Character path to cache directory.

retry

Integer, number of retries.

Value

A tibble with columns id, agency, and version

List available metadata vintages

Description

Returns dates of all metadata snapshots stored in the vintages/ directory. Vintages are sorted newest first.

Usage

list_vintages(cache_dir = NULL)

Arguments

cache_dir

Optional cache directory path

Value

Character vector of vintage dates (YYYY-MM-DD format)

Examples

## Not run: 
list_vintages()
# [1] "2025-12-02" "2025-11-15" "2025-10-01"

## End(Not run)

Load cached codelist metadata from YAML

Description

Load cached codelist metadata from YAML

Usage

load_codelists()

Value

List with codelist metadata

Load the full configuration from YAML

Description

Load the full configuration from YAML

Usage

load_config(config_path = NULL)

Arguments

config_path

Optional explicit path to config file

Value

Full configuration list

Load schema for a specific dataflow from cached YAML

Description

Load schema for a specific dataflow from cached YAML

Usage

load_dataflow_schema(dataflow_id, metadata_dir = NULL)

Arguments

dataflow_id

Dataflow ID (e.g., 'CME', 'NUTRITION')

metadata_dir

Directory containing dataflows/ subdirectory

Value

Schema list or NULL if not found

Load cached dataflow metadata from YAML

Description

Load cached dataflow metadata from YAML

Usage

load_dataflows()

Value

List with dataflow metadata

Load cached indicator metadata from YAML

Description

Load cached indicator metadata from YAML

Usage

load_indicators()

Value

List with indicator metadata

Load category definitions from shared config

Description

Load category definitions from shared config

Usage

load_shared_categories(config_path = NULL)

Arguments

config_path

Optional explicit path to config file

Value

Named list of category definitions

Load dataflow definitions from shared config

Description

Load dataflow definitions from shared config

Usage

load_shared_dataflows(config_path = NULL)

Arguments

config_path

Optional explicit path to config file

Value

Named list of dataflow definitions

Load indicator definitions from shared config

Description

Load indicator definitions from shared config

Usage

load_shared_indicators(config_path = NULL)

Arguments

config_path

Optional explicit path to config file

Value

Named list of indicator definitions

Load sync history

Description

Load sync history

Usage

load_sync_history()

Value

List with sync history (matches Python structure)

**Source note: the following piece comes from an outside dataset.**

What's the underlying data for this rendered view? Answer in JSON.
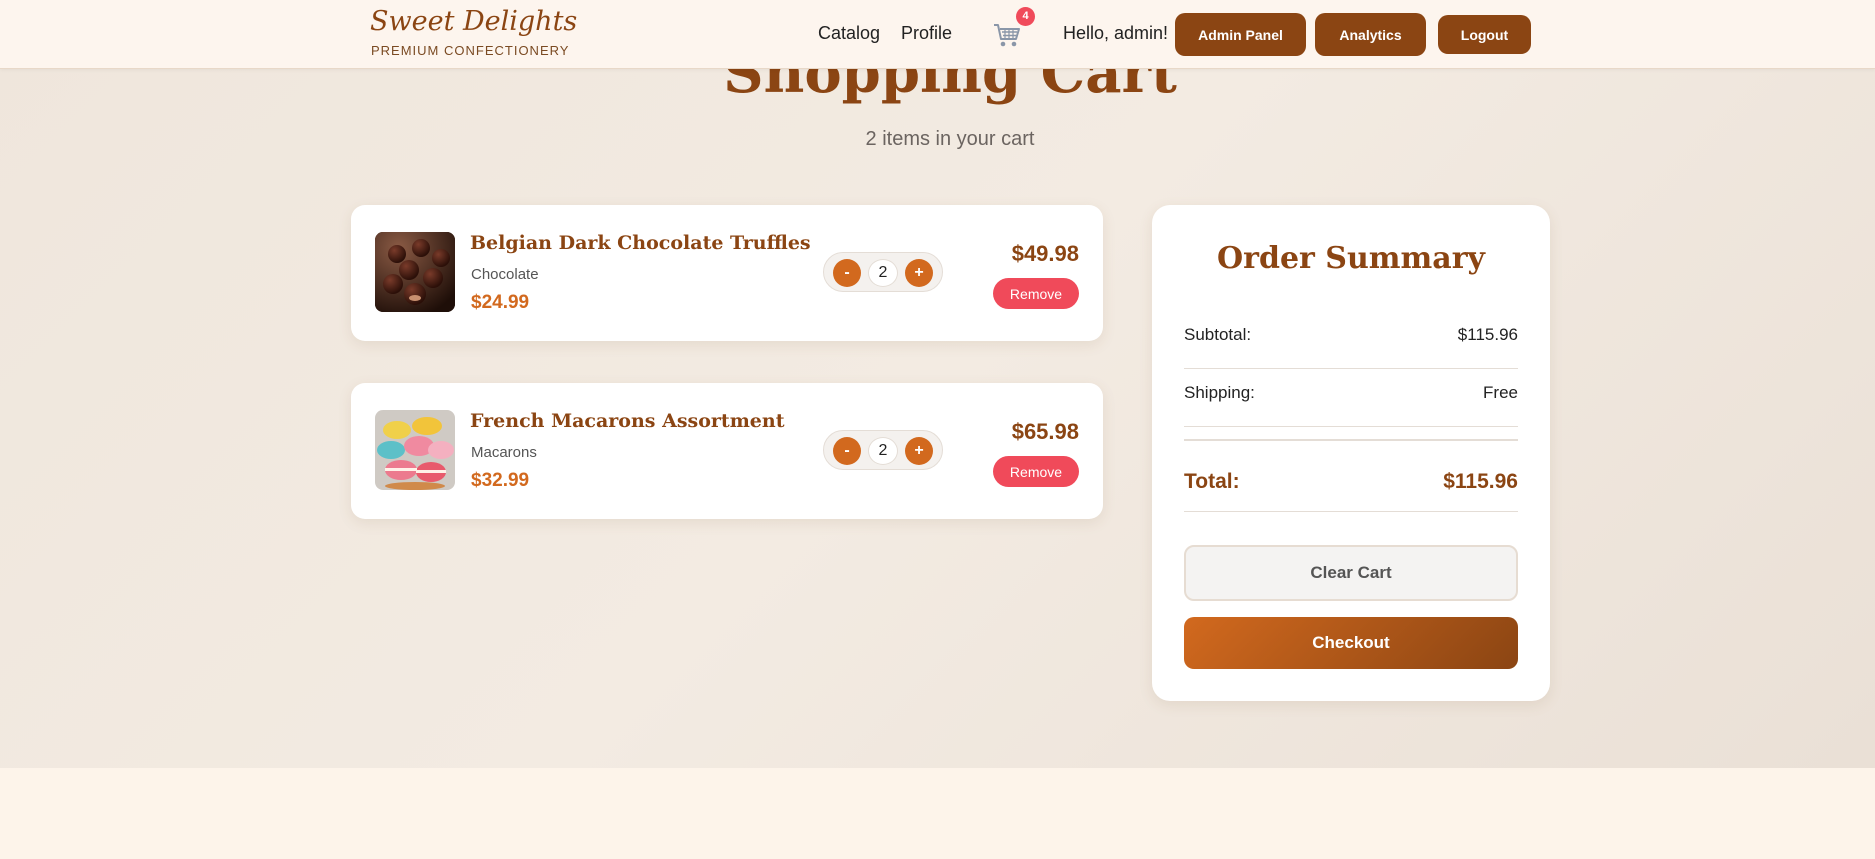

Load last sync summary (deprecated, use load_sync_history)

Description

Load last sync summary (deprecated, use load_sync_history)

Usage

load_sync_summary()

Value

List with sync summary from latest vintage

Load metadata from a specific vintage

Description

Load metadata from a specific vintage

Usage

load_vintage(vintage = NULL, cache_dir = NULL)

Arguments

vintage

Vintage date (YYYY-MM-DD) or NULL for current

cache_dir

Optional cache directory path

Value

List with dataflows, codelists, and indicators

Examples

## Not run: 
# Load current metadata
meta <- load_vintage()

# Load from specific vintage
meta <- load_vintage("2025-11-15")

## End(Not run)

Parse year parameter into start_year, end_year, and year_list

Description

Supports multiple formats for specifying years:

NULL: All years (no filtering)
Single integer: Just that year (e.g., 2020)
String with colon: Range (e.g., "2015:2023")
String with comma: List (e.g., "2015,2018,2020")
Integer vector: Explicit list of years

Usage

parse_year(year)

Arguments

year

Year specification in any supported format

Value

List with start_year, end_year, and year_list components

Examples

parse_year(2020)
# $start_year: 2020, $end_year: 2020, $year_list: NULL

parse_year("2015:2023")
# $start_year: 2015, $end_year: 2023, $year_list: NULL

parse_year("2015,2018,2020")
# $start_year: 2015, $end_year: 2020, $year_list: c(2015, 2018, 2020)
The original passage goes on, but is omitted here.